11 février 2005 : la loi pour l’égalité des chances et des droits des personnes handicapées est adoptée. Emploi, citoyenneté, éducation : le texte ne laisse rien au hasard. Il réaffirme « le droit pour chacun à une scolarisation en milieu ordinaire ». Autrement dit, tout enfant doit pouvoir être scolarisé en priorité dans son école de quartier, quel que soit son handicap. « Une bonne loi sur le principe, estime Benoît Virole, psychothérapeute. Mais je suis plus réservé sur son application systématique, préjudiciable dans deux domaines : la surdité et l’autisme ».
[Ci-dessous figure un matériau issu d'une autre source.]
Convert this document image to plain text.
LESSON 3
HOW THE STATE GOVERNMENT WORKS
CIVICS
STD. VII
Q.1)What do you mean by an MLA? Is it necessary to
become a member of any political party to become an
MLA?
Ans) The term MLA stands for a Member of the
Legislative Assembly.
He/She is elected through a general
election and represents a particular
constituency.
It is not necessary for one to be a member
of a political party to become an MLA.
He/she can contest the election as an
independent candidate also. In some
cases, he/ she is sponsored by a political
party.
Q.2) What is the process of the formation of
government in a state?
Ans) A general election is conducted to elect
Monsieur et Madame Coulombe en ont fait l’expérience. Leur enfant, sourd, a été en intégration pendant des années. Le résultat : « échec scolaire, solitude, moqueries ». Généraliser une solution sans tenir compte des spécificités de chacun a-t-il un sens ? « Le texte parle de scolarisation, pas d’intégration. Et il ne globalise pas le handicap », se défend Patrick Gohet, délégué interministériel aux Personnes handicapées. L’absence de solution face à certaines situations ? « Ce n’est pas la loi qui en est responsable, mais la façon dont on l’applique », souligne-t-il. « Pas assez de moyens mis en place, confirme Marie-Jeanne Bouchet-Braunstein, présidente du Collectif pour une intégration scolaire individualisée (Cisi). Mais on est dans la bonne direction. On sort de la politique d’exclusion qui prévalait jusque-là ». Rentrée 2008 : plus de 170 000 élèves handicapés sont scolarisés en école ordinaire, 31 % de plus qu’il y a quatre ans.
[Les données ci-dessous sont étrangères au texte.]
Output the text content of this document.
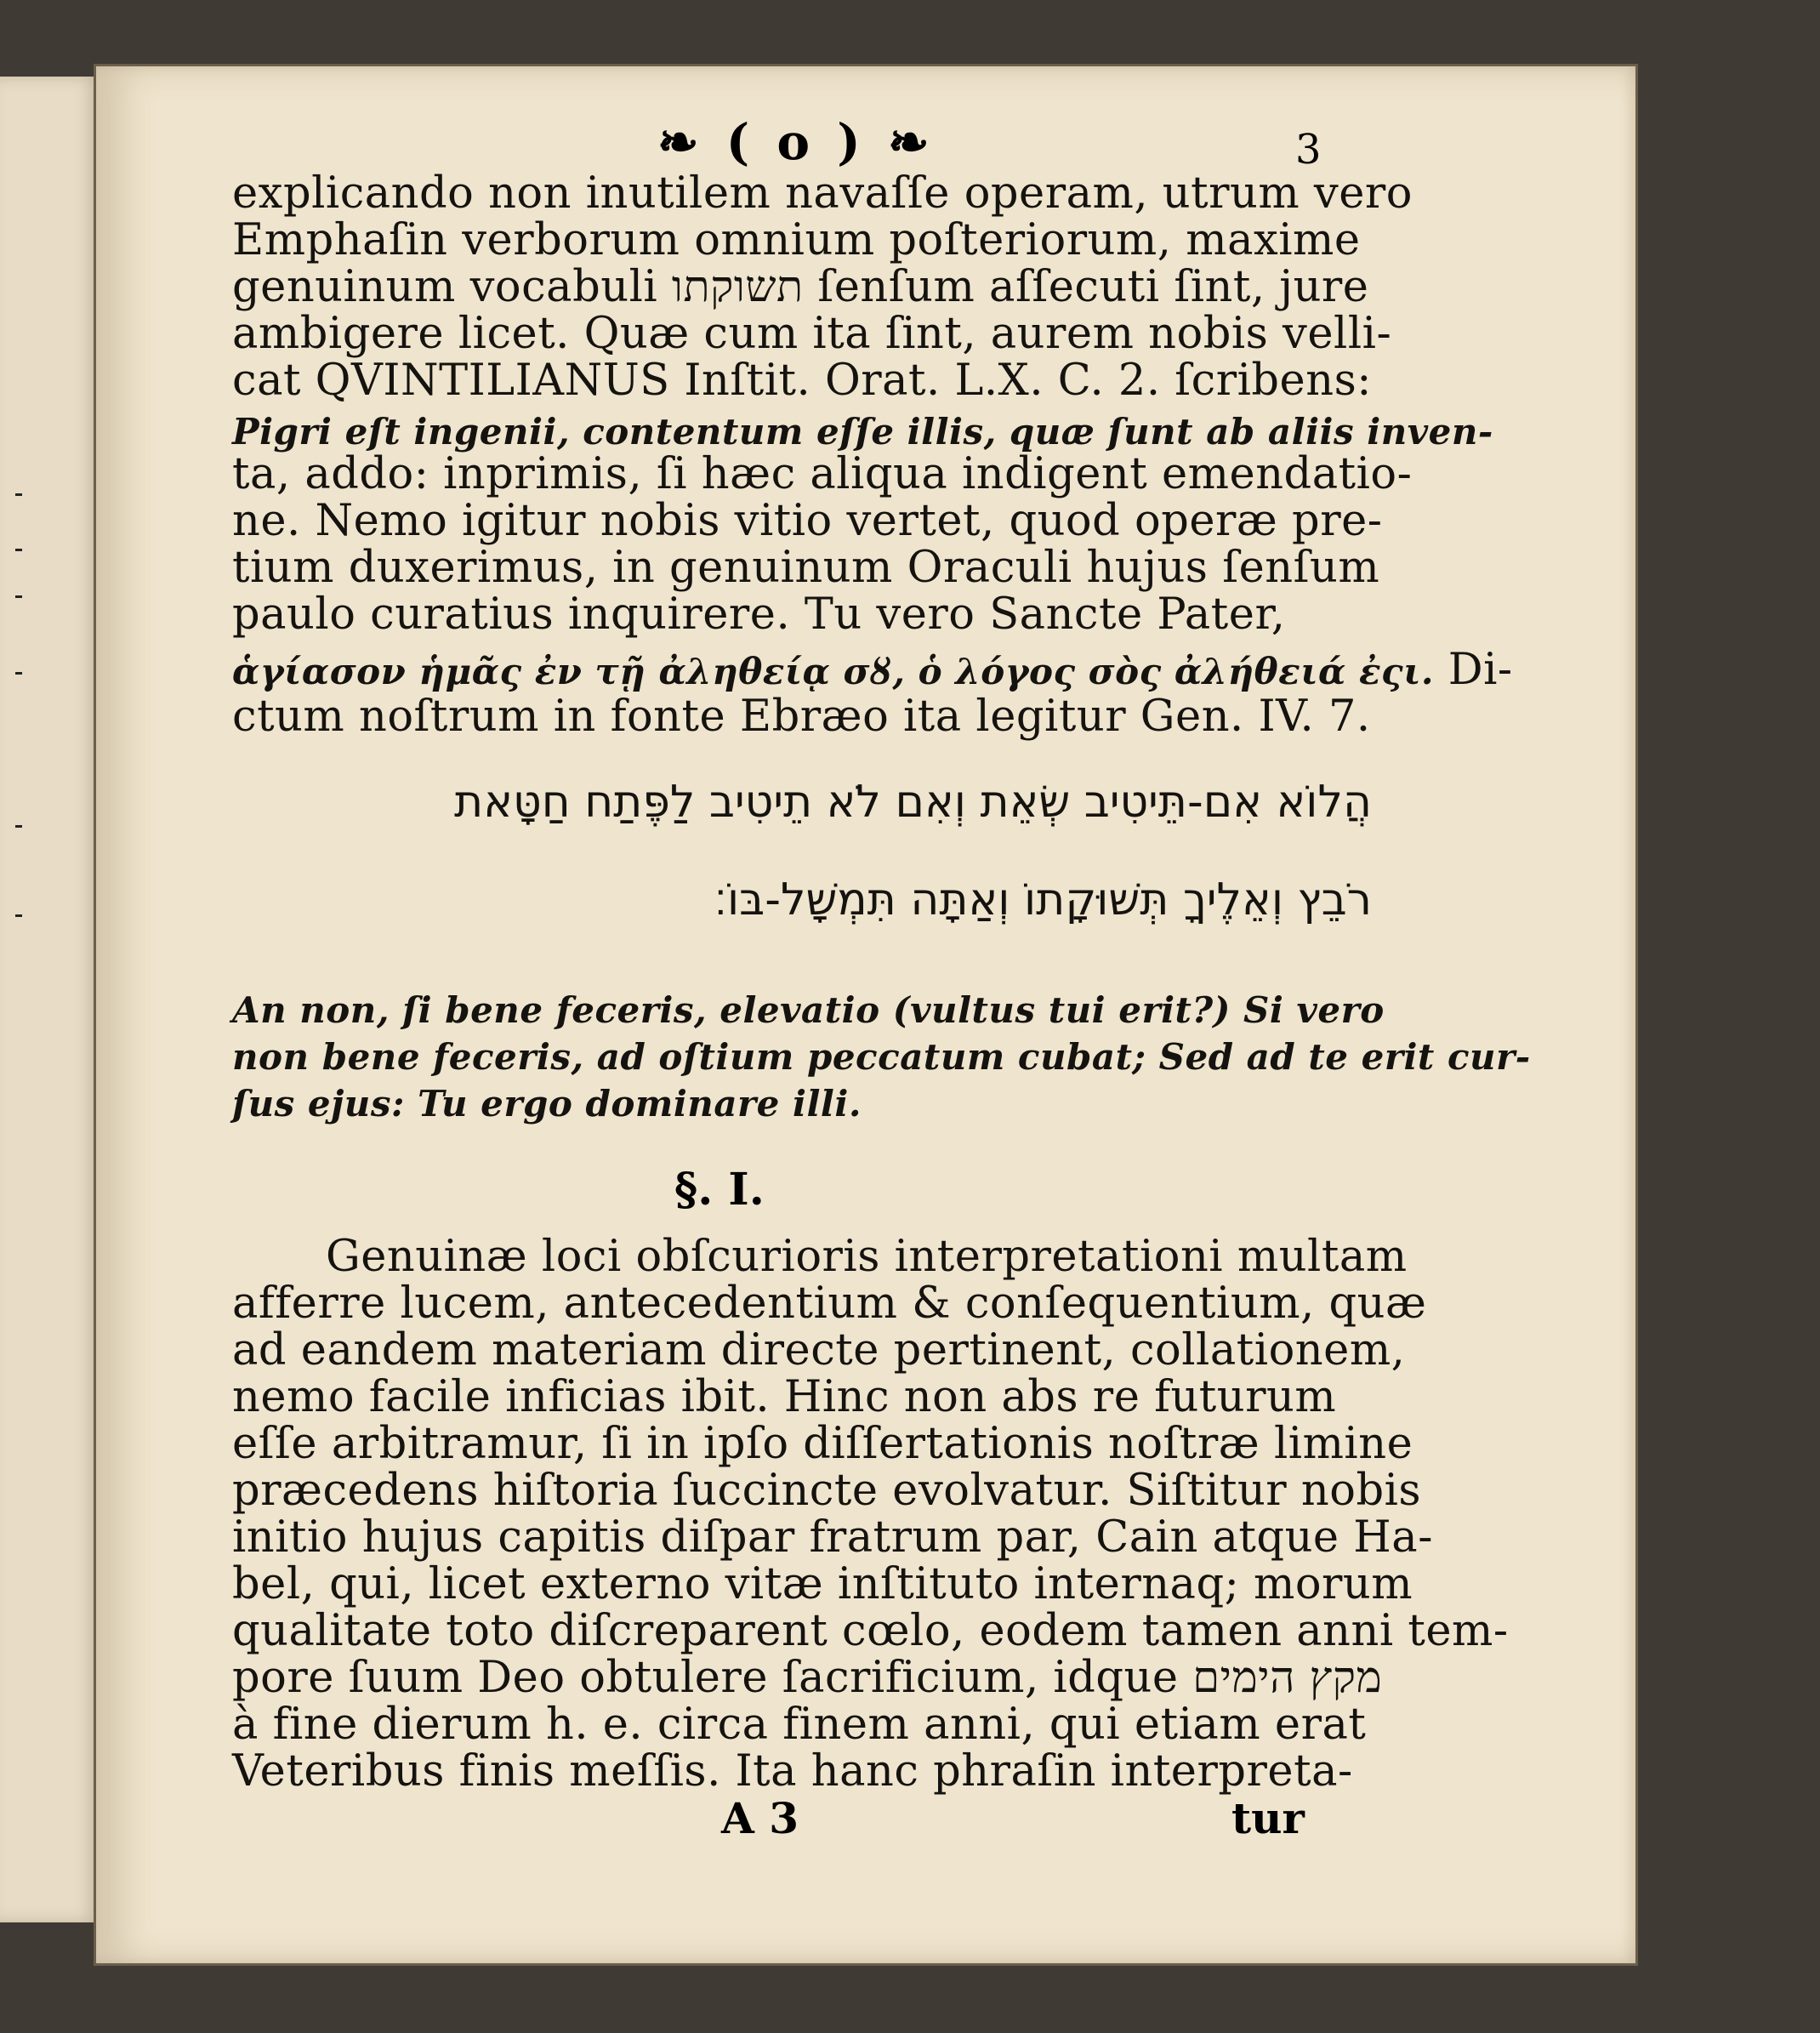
❧ ( o ) ❧	3
explicando non inutilem navaſſe operam, utrum vero
Emphaſin verborum omnium poſteriorum, maxime
genuinum vocabuli תשוקתו ſenſum aſſecuti ſint, jure
ambigere licet. Quæ cum ita ſint, aurem nobis velli-
cat QVINTILIANUS Inſtit. Orat. L.X. C. 2. ſcribens:
Pigri eſt ingenii, contentum eſſe illis, quæ ſunt ab aliis inven-
ta, addo: inprimis, ſi hæc aliqua indigent emendatio-
ne. Nemo igitur nobis vitio vertet, quod operæ pre-
tium duxerimus, in genuinum Oraculi hujus ſenſum
paulo curatius inquirere. Tu vero Sancte Pater,
ἁγίασον ἡμᾶς ἐν τῇ ἀληθείᾳ σȣ, ὁ λόγος σὸς ἀλήθειά ἐςι. Di-
ctum noſtrum in fonte Ebræo ita legitur Gen. IV. 7.
הֲלוֹא אִם-תֵּיטִיב שְׂאֵת וְאִם לֹא תֵיטִיב לַפֶּתַח חַטָּאת
רֹבֵץ וְאֵלֶיךָ תְּשׁוּקָתוֹ וְאַתָּה תִּמְשָׁל-בּוֹ׃
An non, ſi bene feceris, elevatio (vultus tui erit?) Si vero
non bene feceris, ad oſtium peccatum cubat; Sed ad te erit cur-
ſus ejus: Tu ergo dominare illi.
§. I.
Genuinæ loci obſcurioris interpretationi multam
afferre lucem, antecedentium & conſequentium, quæ
ad eandem materiam directe pertinent, collationem,
nemo facile inficias ibit. Hinc non abs re futurum
eſſe arbitramur, ſi in ipſo diſſertationis noſtræ limine
præcedens hiſtoria ſuccincte evolvatur. Siſtitur nobis
initio hujus capitis diſpar fratrum par, Cain atque Ha-
bel, qui, licet externo vitæ inſtituto internaq; morum
qualitate toto diſcreparent cœlo, eodem tamen anni tem-
pore ſuum Deo obtulere ſacrificium, idque מקץ הימים
à fine dierum h. e. circa finem anni, qui etiam erat
Veteribus finis meſſis. Ita hanc phraſin interpreta-
A 3	tur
Pourtant, des questions subsistent : accessibilité, encadrement, désarroi des enseignants. « Le handicap ne fait jamais plaisir : ni aux personnes concernées, ni à leurs proches, ni aux profs, reconnaît Pascal Martin, directeur adjoint de la délégation parisienne de l’Association des paralysés de France. Le premier défi de l’Éducation nationale était l'émergence d'une élite, et ensuite l'accueil du plus grand nombre. Aujourd’hui, elle est interrogée sur sa capacité à intégrer les élèves avec leur singularité et à proposer des parcours personnels d’accès aux savoirs.» Une question qui concerne toute la société.